By Niladri Singh
The British government and water regulator Ofwhat are drawing up contingency plans to bring the country’s biggest water supplier, Thames Water under a ‘special administration regime’, effectively under state ownership should it fail.
The company which caters to 27 per cent of the British population is under a 14 billion pound debt. It has been heavily criticized over its ‘five-year high leakage rate’ and a series of sewage contamination alongside mounting bills for the public. It has also faced public scrutiny over handing out big bonuses to bosses and shareholders.
On June 27, Thames Water CEO, Sarah Bently stepped down with immediate effect and forgo her bonus over the company’s handling of sewage pills. Despite her payout, her total earnings still racked up to £1.5 million.
In 2022, water companies in England alone released raw sewage into rivers and the sea 301,091 times, an average of 825 times a day according to data from the Environment Agency.
Thames Water is owned by a number of pension funds and sovereign wealth investors including the BT pension scheme, the Canadian funds Omers and British Columbia Investment Management Corporation, the China Investment Corporation and the UK lecturers’ pension fund USS.
Australian bank Macquarie, its former owner was accused of asset stripping as it extracted billions in shareholder dividends while Thame’s debt soared.
The company is now in dire need of keeping up with infrastructure and workforce to stop it from collapsing. It is currently headed by joint interim chief executives - Alastair Cochran and Cathryn Ross.
Henley Mermaid, a clean water campaign group said, “It doesn’t matter much who the chief executive of Thames Water is, it’s the system that is rotten to the core.”
Speaking to the House of Commons on Wednesday, water minister Rebecca Pow said that the water sector is “financially resilient’ and refused to comment on the situation with Thames Water.
She added that customers “will not be impacted” if the company goes under “and there is a process in place if necessary to move us to the next stage.”
In 2021, when energy supplier Bulb faced a similar crisis, the government rescued it through the same ‘special administration regime’, continuing to supply gas and electricity to its 1.7 million household customers.

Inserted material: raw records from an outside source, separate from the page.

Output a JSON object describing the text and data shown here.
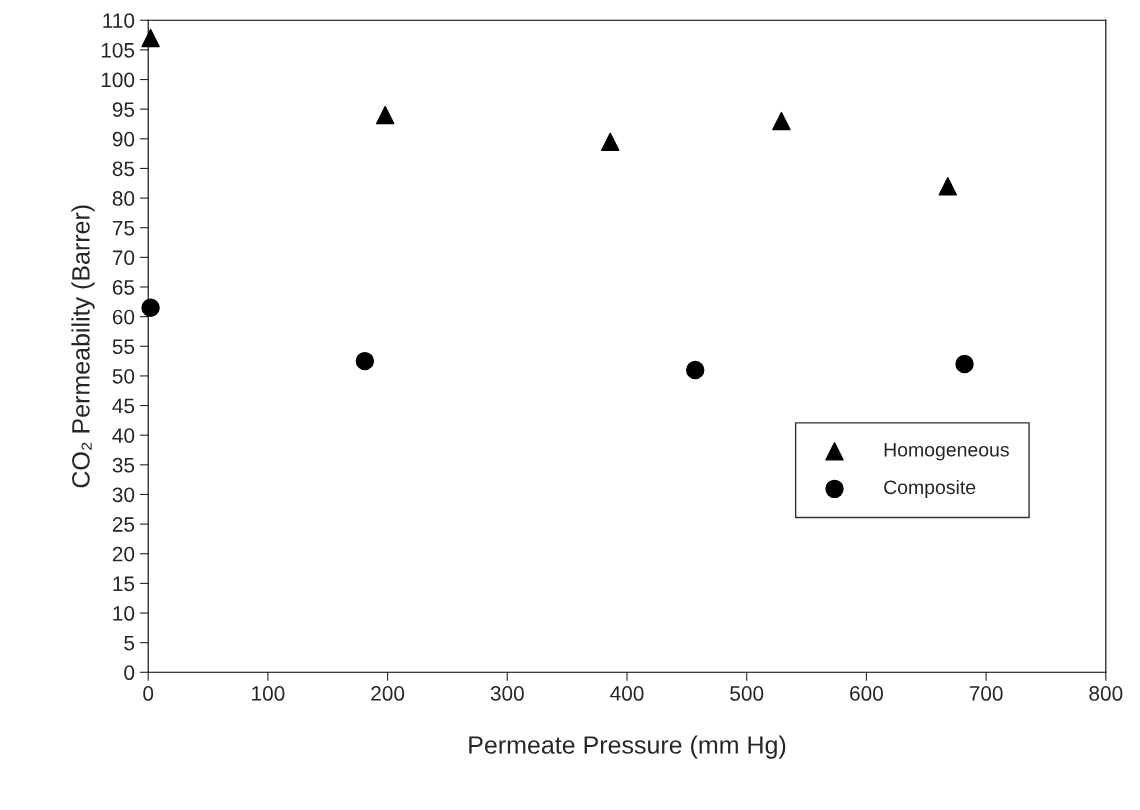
{
  "chart_data": {
    "type": "scatter",
    "xlabel": "Permeate Pressure (mm Hg)",
    "ylabel": "CO₂ Permeability (Barrer)",
    "xlim": [
      0,
      800
    ],
    "xticks": [
      0,
      100,
      200,
      300,
      400,
      500,
      600,
      700,
      800
    ],
    "ylim": [
      0,
      110
    ],
    "yticks": [
      0,
      5,
      10,
      15,
      20,
      25,
      30,
      35,
      40,
      45,
      50,
      55,
      60,
      65,
      70,
      75,
      80,
      85,
      90,
      95,
      100,
      105,
      110
    ],
    "grid": false,
    "legend": "right",
    "series": [
      {
        "name": "Homogeneous",
        "color": "#000000",
        "marker": "triangle",
        "x": [
          2,
          198,
          386,
          529,
          668
        ],
        "values": [
          107,
          94,
          89.5,
          93,
          82
        ]
      },
      {
        "name": "Composite",
        "color": "#000000",
        "marker": "circle",
        "x": [
          2,
          181,
          457,
          682
        ],
        "values": [
          61.5,
          52.5,
          51,
          52
        ]
      }
    ]
  }
}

It was purchased by rival company Octopus Energy a year later.
It has been reported that water bills in the UK could rise by an average of 25 per cent between 2025-2030. Prices could increase from an average of about £450 to £680, plus inflation, in parts of the country.
Water quality and sewage are set to be big issues for several voters around the country during election season.
Darren Jones, Labour MP who chairs the parliamentary business and trade committed told BBC4’s Today programme, “These companies have been allowed to not invest for the future, even though we know in many ways what we needed them to do for the future, and the regulators have allowed them to get away with it.”
The question still remains, whether the company goes under or the government applies the ‘SAR’ will it be the public that bears the brunt of failed corporate behaviour and poor regulation?